Yes, you do.
I get asked this question all of the time. IF you are living with someone, whether married or not, I am required to count their income towards your total household income. Clients will often argue that these debts are only one spouse’s debts, so only his income should be figured in, but this is not how it works.
That being said, if the non-filing spouse has sufficient expenses, their income may not hurt you as much as you think. So long as your combined income is below the median income for Utah, you’ll still qualify for a chapter 7 bankruptcy. If your debts are primarily business debts, you’ll still qualify for a chapter 7. If their expenses can be justified on Form 22 (the six month calculation of income), then you will still fit into a chapter 7.
I then get asked if it would be okay for the married debtors to claim that they are separated so that one of them can file for an individual bankruptcy and slip under the median income. NO! This is fraud. The U.S. Trustee’s office investigates bankruptcy fraud, and if there is a question, they will ask us to verify that debtors are living separately, with lease agreements, utility bills, or some other evidence of physical separation. Committing fraud as a way of squeaking into a simpler bankruptcy case is not a good idea.
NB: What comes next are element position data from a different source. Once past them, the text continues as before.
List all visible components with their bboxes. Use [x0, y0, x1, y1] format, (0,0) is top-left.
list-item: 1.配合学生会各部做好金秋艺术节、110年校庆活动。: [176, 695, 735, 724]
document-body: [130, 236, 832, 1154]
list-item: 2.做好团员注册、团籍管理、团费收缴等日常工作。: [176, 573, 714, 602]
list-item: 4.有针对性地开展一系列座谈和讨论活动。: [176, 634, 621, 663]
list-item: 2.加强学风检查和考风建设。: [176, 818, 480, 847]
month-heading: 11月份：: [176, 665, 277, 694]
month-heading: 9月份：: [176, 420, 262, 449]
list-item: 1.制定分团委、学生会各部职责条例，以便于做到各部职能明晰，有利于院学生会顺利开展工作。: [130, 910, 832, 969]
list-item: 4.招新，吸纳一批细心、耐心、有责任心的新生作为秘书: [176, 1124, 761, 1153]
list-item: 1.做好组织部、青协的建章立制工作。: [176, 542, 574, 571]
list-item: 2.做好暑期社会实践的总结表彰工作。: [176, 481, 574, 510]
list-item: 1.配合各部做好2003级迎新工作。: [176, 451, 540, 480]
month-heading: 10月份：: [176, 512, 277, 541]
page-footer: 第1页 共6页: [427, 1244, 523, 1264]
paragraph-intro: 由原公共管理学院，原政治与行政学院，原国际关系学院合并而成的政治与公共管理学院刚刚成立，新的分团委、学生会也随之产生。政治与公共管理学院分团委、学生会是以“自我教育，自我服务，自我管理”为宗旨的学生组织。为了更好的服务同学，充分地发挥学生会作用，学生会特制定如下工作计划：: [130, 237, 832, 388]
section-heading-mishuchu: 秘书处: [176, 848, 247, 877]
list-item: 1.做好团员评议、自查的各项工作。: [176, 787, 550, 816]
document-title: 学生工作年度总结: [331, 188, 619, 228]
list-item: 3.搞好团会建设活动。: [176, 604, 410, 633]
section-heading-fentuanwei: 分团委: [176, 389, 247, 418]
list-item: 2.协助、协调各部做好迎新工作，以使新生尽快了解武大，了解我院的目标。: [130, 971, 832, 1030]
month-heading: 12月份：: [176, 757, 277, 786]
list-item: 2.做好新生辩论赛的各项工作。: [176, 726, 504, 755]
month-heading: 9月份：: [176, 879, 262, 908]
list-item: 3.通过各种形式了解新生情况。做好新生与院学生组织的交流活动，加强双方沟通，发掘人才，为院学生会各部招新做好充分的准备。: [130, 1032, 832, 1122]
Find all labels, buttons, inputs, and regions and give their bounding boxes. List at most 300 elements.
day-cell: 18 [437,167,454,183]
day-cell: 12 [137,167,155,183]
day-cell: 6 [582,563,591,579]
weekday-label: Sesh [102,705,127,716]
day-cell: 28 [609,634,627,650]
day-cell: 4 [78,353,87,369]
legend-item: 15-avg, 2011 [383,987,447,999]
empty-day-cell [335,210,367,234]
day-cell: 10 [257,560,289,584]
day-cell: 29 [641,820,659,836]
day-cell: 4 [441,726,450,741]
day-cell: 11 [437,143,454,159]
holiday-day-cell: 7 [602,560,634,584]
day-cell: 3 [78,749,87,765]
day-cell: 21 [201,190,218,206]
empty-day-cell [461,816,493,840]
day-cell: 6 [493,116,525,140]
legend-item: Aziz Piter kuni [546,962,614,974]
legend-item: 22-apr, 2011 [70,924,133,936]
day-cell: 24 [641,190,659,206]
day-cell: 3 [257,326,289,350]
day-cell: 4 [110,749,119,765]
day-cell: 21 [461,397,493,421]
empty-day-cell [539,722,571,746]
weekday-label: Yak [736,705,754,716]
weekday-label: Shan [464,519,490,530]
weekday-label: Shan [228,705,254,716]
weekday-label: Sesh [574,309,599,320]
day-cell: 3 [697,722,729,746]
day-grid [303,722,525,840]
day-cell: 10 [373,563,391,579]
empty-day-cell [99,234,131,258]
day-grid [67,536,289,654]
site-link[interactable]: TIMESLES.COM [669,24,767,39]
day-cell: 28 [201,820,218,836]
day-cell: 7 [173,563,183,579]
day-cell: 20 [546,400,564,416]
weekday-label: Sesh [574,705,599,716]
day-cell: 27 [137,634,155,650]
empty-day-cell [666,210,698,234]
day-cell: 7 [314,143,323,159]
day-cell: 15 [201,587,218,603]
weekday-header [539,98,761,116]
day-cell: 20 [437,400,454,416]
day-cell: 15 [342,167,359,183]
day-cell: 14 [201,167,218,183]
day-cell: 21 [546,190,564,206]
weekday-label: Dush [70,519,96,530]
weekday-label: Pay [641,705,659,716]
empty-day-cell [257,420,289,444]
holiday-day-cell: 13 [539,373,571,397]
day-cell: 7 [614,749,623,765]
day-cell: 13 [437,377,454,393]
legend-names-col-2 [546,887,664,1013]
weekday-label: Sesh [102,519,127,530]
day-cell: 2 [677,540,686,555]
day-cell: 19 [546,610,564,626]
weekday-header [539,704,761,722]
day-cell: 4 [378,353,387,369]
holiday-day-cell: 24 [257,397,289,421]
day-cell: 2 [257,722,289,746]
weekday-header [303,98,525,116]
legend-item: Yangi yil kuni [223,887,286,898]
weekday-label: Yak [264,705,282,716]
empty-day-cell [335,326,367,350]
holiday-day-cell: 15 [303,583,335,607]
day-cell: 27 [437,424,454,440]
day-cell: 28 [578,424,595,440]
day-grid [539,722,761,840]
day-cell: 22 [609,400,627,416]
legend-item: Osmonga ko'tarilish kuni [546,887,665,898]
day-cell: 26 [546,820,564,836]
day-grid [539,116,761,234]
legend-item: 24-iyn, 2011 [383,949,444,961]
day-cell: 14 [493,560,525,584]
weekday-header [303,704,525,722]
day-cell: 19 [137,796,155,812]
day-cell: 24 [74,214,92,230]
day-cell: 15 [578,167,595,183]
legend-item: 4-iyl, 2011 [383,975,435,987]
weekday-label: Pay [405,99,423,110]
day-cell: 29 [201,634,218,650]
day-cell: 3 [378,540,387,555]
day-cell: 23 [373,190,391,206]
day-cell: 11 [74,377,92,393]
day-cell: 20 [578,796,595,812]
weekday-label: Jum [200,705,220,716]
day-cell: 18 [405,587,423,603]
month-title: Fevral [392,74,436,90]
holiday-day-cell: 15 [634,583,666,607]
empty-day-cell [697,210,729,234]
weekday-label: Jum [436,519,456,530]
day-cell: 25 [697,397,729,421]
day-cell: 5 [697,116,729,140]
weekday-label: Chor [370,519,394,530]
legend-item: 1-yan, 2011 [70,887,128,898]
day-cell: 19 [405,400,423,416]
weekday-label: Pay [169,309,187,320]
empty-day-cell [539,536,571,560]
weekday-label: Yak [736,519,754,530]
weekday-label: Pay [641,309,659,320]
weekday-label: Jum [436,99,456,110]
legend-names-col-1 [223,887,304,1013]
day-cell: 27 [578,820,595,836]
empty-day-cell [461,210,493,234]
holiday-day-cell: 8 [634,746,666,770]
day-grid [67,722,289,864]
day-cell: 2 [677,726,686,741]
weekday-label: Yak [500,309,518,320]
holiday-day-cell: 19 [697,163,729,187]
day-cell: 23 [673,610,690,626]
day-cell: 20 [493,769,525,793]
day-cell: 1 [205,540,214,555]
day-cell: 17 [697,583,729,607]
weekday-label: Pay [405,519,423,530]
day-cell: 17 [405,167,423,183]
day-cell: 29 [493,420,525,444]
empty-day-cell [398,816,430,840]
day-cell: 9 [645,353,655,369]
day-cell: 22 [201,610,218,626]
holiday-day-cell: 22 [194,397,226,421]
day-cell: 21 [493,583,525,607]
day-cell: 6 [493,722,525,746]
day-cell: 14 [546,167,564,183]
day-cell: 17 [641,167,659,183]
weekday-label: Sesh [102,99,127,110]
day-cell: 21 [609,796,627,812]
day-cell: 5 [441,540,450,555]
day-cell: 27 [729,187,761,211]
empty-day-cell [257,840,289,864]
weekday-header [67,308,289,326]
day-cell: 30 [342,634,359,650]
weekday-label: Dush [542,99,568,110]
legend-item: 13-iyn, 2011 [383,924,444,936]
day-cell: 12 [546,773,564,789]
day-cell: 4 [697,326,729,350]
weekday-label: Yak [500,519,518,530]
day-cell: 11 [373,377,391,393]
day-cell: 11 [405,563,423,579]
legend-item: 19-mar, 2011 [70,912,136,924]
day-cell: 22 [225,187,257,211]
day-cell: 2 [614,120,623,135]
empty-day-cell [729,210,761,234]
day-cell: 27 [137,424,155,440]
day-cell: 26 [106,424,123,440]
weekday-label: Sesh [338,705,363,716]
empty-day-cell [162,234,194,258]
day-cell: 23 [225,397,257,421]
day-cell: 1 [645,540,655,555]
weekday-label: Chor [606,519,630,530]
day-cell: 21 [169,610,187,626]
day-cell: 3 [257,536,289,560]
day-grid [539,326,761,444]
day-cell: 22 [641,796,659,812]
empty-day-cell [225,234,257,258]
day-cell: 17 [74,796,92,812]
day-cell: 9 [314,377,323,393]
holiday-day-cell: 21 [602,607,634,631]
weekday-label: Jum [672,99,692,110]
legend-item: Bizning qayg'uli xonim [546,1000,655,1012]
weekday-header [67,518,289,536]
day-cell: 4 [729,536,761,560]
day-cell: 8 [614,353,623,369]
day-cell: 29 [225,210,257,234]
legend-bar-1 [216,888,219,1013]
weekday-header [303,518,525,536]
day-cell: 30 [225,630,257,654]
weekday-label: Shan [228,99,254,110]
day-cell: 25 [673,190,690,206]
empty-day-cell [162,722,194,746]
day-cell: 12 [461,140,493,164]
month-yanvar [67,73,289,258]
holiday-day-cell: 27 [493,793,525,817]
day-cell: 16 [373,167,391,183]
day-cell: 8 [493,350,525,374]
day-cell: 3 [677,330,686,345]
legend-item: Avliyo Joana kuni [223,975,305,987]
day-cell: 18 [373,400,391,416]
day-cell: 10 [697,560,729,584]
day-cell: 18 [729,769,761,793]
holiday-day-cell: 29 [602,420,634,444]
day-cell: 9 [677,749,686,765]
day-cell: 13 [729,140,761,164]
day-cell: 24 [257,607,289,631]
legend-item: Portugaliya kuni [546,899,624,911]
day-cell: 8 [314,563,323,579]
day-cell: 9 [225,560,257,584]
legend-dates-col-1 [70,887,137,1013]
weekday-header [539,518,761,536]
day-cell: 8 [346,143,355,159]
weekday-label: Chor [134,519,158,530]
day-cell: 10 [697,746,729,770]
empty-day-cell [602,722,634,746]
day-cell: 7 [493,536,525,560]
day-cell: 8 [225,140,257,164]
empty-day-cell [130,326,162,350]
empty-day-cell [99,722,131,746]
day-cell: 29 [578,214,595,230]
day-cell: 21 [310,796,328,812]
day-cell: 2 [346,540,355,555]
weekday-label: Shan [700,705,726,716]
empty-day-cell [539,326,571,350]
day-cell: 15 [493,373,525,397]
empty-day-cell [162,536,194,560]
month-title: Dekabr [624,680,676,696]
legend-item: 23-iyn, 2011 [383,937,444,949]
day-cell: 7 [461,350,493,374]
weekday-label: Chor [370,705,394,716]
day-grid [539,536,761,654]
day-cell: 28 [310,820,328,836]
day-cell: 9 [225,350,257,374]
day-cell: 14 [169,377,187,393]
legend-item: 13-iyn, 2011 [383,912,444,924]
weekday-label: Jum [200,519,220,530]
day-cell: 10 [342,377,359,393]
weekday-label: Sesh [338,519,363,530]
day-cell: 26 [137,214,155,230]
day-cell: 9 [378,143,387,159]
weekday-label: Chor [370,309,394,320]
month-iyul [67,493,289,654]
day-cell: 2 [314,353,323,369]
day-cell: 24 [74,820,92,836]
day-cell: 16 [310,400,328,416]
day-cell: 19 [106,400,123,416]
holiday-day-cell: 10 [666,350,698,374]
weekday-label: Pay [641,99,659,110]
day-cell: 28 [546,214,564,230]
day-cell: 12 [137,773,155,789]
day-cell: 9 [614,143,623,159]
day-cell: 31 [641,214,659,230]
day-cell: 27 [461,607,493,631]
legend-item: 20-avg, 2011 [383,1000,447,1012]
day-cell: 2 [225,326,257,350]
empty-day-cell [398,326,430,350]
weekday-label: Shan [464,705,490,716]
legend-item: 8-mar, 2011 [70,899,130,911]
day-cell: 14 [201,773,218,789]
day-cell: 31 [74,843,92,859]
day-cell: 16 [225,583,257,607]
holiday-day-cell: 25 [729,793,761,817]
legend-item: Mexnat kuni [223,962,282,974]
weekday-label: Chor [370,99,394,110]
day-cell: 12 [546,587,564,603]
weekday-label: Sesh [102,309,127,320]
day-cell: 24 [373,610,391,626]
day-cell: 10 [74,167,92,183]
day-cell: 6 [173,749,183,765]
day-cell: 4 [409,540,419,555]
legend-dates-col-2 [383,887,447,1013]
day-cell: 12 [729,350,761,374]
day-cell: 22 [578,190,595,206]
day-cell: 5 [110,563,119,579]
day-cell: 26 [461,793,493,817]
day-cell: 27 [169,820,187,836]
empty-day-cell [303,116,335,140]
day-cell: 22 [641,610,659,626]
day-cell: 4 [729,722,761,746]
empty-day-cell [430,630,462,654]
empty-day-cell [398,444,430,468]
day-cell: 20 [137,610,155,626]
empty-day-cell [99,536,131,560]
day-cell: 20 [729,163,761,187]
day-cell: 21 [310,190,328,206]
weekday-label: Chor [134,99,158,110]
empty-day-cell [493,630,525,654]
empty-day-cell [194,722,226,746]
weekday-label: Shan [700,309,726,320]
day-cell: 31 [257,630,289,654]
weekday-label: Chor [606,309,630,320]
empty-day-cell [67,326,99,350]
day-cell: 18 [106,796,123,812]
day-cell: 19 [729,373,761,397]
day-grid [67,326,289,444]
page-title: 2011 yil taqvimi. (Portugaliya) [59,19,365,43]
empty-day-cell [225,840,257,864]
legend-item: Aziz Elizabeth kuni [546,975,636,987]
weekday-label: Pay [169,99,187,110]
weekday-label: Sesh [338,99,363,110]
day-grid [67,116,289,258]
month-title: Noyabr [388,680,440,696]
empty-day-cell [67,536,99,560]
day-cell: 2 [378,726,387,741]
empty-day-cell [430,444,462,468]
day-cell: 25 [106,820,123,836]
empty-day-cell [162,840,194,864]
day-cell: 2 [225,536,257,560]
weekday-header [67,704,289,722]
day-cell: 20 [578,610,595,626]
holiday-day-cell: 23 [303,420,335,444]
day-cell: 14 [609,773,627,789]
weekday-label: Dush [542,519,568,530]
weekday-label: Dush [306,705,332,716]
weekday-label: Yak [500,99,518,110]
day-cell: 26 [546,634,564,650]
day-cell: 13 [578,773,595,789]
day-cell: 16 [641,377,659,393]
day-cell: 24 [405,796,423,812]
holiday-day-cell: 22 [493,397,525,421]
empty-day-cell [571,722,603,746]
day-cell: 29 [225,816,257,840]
So, generally, yes, you’ll need to count your nonfiling spouse’s income as part of your overall household income if you file for bankruptcy.
This is not legal advice. If you need help go to www.robertspaynelaw.com.
I have now had chapter 7 and chapter 13 trustees argue that you should count your live-in girlfriend/boyfriend’s income as part of your overall income as well. I have not had a case where it made a difference yet, so I have not had to push much on this issue. That being said, chapter 7 trustees in particular are asking if you live with the father/mother of your children, and if so, then the trustee starts to do some digging.
In other words, the above discussion may apply to more than legally married couples.